Hawai‘i
- Nickname: Nā ‘Ālapa Hawai‘i
- Association: Hui Kanaka Pōwāwae (Hawaiian Football)
- Confederation: ConIFA
- Website: https://hawaiianfootball.com/

= Hawaii men's official soccer team =

Soccer team representing Hawaiʻi

The Hawaii national soccer team is a team representing the people of the Hawaiian Islands, located in the central Pacific Ocean. They are not affiliated with FIFA, CONCACAF or OFC (as they instead recognize the United States men's national soccer team as having jurisdiction over the region), and therefore cannot compete for the FIFA World Cup, the CONCACAF Gold Cup or the OFC Nations Cup. Instead, they are part of ConIFA and compete in their competitions.

==History==

The flag of the defunct Hawaiian Kingdom, and now U.S. state of Hawaii, is used as one of the symbols of the soccer team.

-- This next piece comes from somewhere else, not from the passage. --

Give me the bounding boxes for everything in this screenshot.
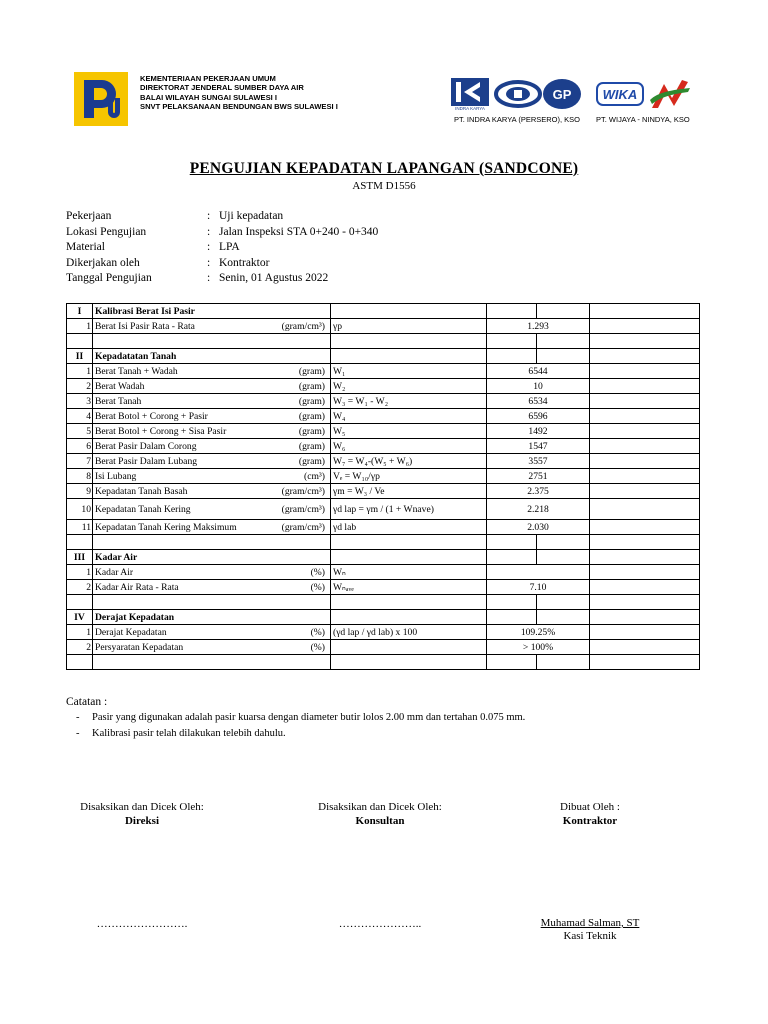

Hawaii joined ConIFA on November 28, 2019, under the principle that "Hawaiʻi is a sovereign nation-state in continuity, under prolonged occupation by the United States." As of 2023, Hawaii are the only Oceanian CONIFA member, therefore were granted a spot in the 2024 CONIFA World Football Cup, but declined.

==Organization==
The Hui Kanaka Pōwāwae (Hawaiian Football) is the soccer (association football) association of Hawaii.